We aimed to investigate treatment effect of endovascular thrombectomy (EVT) on the change of National Institutes of Health Stroke Scale (NIHSS) scores in acute ischemic stroke (AIS) patients with anterior large vessel occlusion (LVO). Predictors of early neurological improvement (ENI) were assessed in those with successful reperfusion.
Data on stroke patients from January 2018 to December 2020 were retrospectively analyzed. Anterior LVO was defined as occlusion of internal carotid artery and/or M1/M2 branch of middle cerebral artery. A reduction of at least 8 NIHSS points at 24 h after EVT or NIHSS score ≤ 1 at discharge was defined as ENI. In patients with successful reperfusion (TICI score of 2b/3) and available CT perfusion (CTP) imaging, 20 variables were tested in a smoothed ridge regression for their association with ENI.
One hundred seventy two out of 211 patients had successful perfusion with 54 patients achieving ENI. Impact of successful EVT on reducing NIHSS score grew continuously on a daily basis up to the date of discharge. 105 out of 172 patients were included in final regression model. Short time from onset to admission and from groin-puncture to reperfusion, young age, low prestroke disability, high baseline CTP ASPECTS and high follow-up non-contrast CT (NCCT) ASPECTS were significantly associated with ENI. Neither baseline NCCT ASPECTS nor the volume of penumbra or ischemic core measured on CTP were associated with ENI.
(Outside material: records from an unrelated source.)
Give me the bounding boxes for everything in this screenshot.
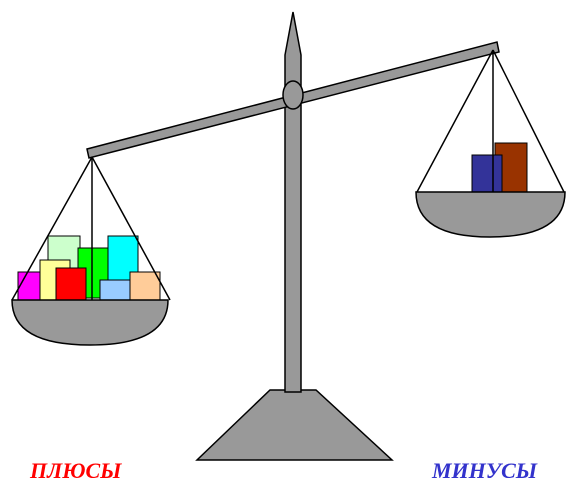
right-pan-group [415, 49, 566, 238]
scale-base [195, 389, 394, 461]
box [17, 271, 41, 301]
scale-pivot [282, 80, 304, 110]
left-boxes [17, 235, 161, 301]
right-boxes [471, 142, 528, 193]
string [492, 49, 565, 193]
cons-label: МИНУСЫ [431, 458, 538, 480]
box [99, 279, 131, 301]
string [91, 156, 171, 301]
box [129, 271, 161, 301]
string [11, 156, 93, 301]
box [55, 267, 87, 301]
right-strings [416, 49, 565, 193]
box [471, 154, 503, 193]
right-pan [415, 191, 566, 238]
left-strings [11, 156, 171, 301]
left-pan-group [11, 156, 171, 346]
scale [86, 11, 500, 461]
scale-pole [284, 11, 302, 393]
pros-label: ПЛЮСЫ [29, 458, 122, 480]
left-pan [11, 299, 169, 346]
string [416, 49, 494, 193]
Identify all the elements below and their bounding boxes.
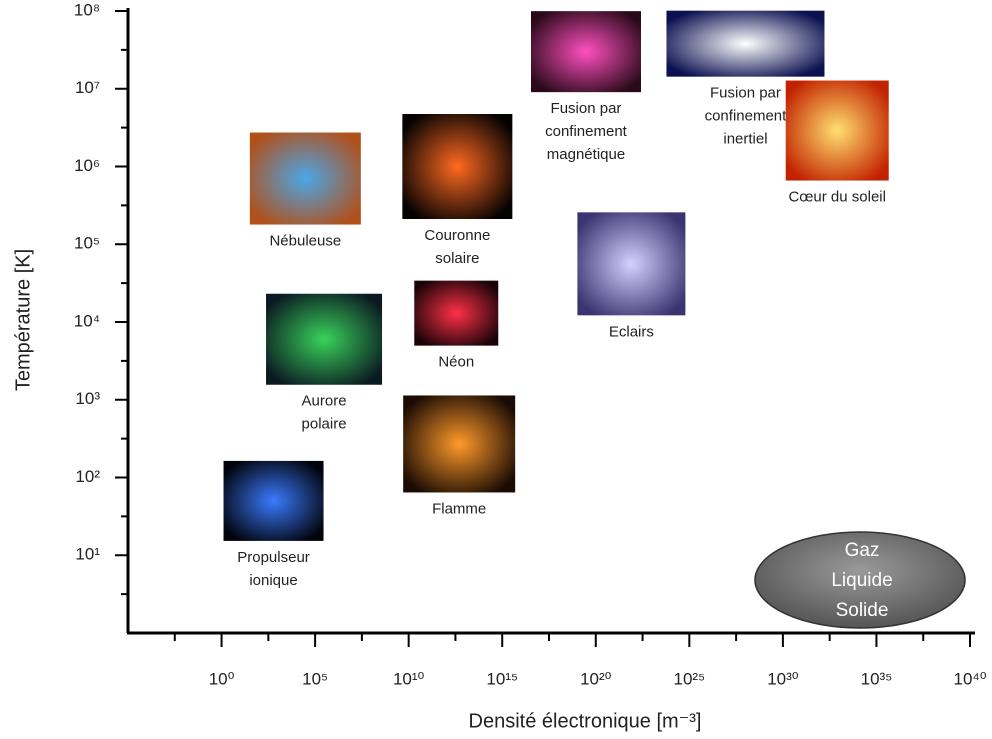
plasma-image xyxy=(249,132,361,225)
plasma-image xyxy=(666,10,825,77)
state-label: Gaz xyxy=(845,540,880,561)
x-tick-label: 10¹⁰ xyxy=(393,669,425,688)
point-label: confinement xyxy=(545,123,628,140)
point-label: magnétique xyxy=(547,146,625,163)
plasma-image xyxy=(266,293,383,385)
point-label: Cœur du soleil xyxy=(788,189,886,206)
point-label: Aurore xyxy=(302,393,347,410)
point-label: Eclairs xyxy=(609,323,654,340)
point-label: polaire xyxy=(302,416,347,433)
point-label: Propulseur xyxy=(237,549,310,566)
plasma-image xyxy=(403,395,516,493)
x-tick-label: 10²⁵ xyxy=(674,669,706,688)
point-label: Couronne xyxy=(424,227,490,244)
point-label: inertiel xyxy=(723,131,767,148)
plasma-image xyxy=(785,80,889,181)
x-axis-title: Densité électronique [m⁻³] xyxy=(469,710,702,732)
plasma-image xyxy=(577,212,686,316)
x-tick-label: 10¹⁵ xyxy=(486,669,518,688)
x-tick-label: 10⁵ xyxy=(302,669,328,688)
x-tick-label: 10⁴⁰ xyxy=(953,669,986,688)
point-label: Nébuleuse xyxy=(269,233,341,250)
y-tick-label: 10⁴ xyxy=(74,311,100,330)
x-tick-label: 10³⁰ xyxy=(767,669,799,688)
y-tick-label: 10² xyxy=(75,467,100,486)
plasma-image xyxy=(414,280,499,346)
y-tick-label: 10⁷ xyxy=(75,78,100,97)
point-label: Fusion par xyxy=(551,100,622,117)
point-label: Néon xyxy=(438,354,474,371)
plasma-image xyxy=(530,11,641,93)
y-axis-title: Température [K] xyxy=(12,249,34,391)
y-tick-label: 10¹ xyxy=(75,545,100,564)
states-ellipse xyxy=(754,531,966,629)
state-label: Solide xyxy=(836,600,889,621)
y-tick-label: 10⁸ xyxy=(74,0,100,19)
x-tick-label: 10²⁰ xyxy=(580,669,612,688)
y-tick-label: 10⁵ xyxy=(74,234,100,253)
y-tick-label: 10³ xyxy=(75,389,100,408)
y-tick-label: 10⁶ xyxy=(74,156,100,175)
point-label: ionique xyxy=(249,572,297,589)
point-label: Fusion par xyxy=(710,85,781,102)
x-tick-label: 10³⁵ xyxy=(861,669,893,688)
point-label: solaire xyxy=(435,250,479,267)
point-label: confinement xyxy=(705,108,788,125)
plasma-image xyxy=(223,460,324,541)
plasma-image xyxy=(402,114,513,219)
x-tick-label: 10⁰ xyxy=(209,669,235,688)
state-label: Liquide xyxy=(831,570,892,591)
point-label: Flamme xyxy=(432,500,486,517)
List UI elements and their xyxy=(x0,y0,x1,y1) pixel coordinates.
CTP ASPECTS might better predict ENI than non-contrast CT at baseline in patients with successful reperfusion following EVT.
本研究旨在探讨血管内血栓切除术(EVT)对急性缺血性脑卒中(AIS)患者前大血管闭塞(LVO)时国立卫生研究院卒中量表(NIHSS)评分变化的治疗效果。评估成功再通患者的早期神经功能改善(ENI)预测因素。
回顾性分析 2018 年 1 月至 2020 年 12 月的脑卒中患者数据。前 LVO 定义为颈内动脉和/或大脑中动脉 M1/M2 分支闭塞。EVT 后 24 小时 NIHSS 评分至少降低 8 分或出院时 NIHSS 评分≤1 定义为 ENI。在成功再通(TICI 评分 2b/3)且有 CT 灌注(CTP)成像的患者中,对 20 个变量进行平滑岭回归分析,以评估其与 ENI 的相关性。
211 例患者中有 172 例成功再灌注,其中 54 例达到 ENI。成功 EVT 降低 NIHSS 评分的影响在每天持续增加,直到出院。172 例患者中有 105 例纳入最终回归模型。发病至入院时间、股动脉穿刺至再通时间较短、年龄较小、基线 CTP ASPECTS 较低、随访非对比 CT(NCCT)ASPECTS 较高与 ENI 显著相关。基线 NCCT ASPECTS 以及 CTP 上测量的半影或缺血核心体积均与 ENI 无关。
与基线 NCCT 相比,CTP ASPECTS 可能更好地预测 EVT 后成功再通患者的 ENI。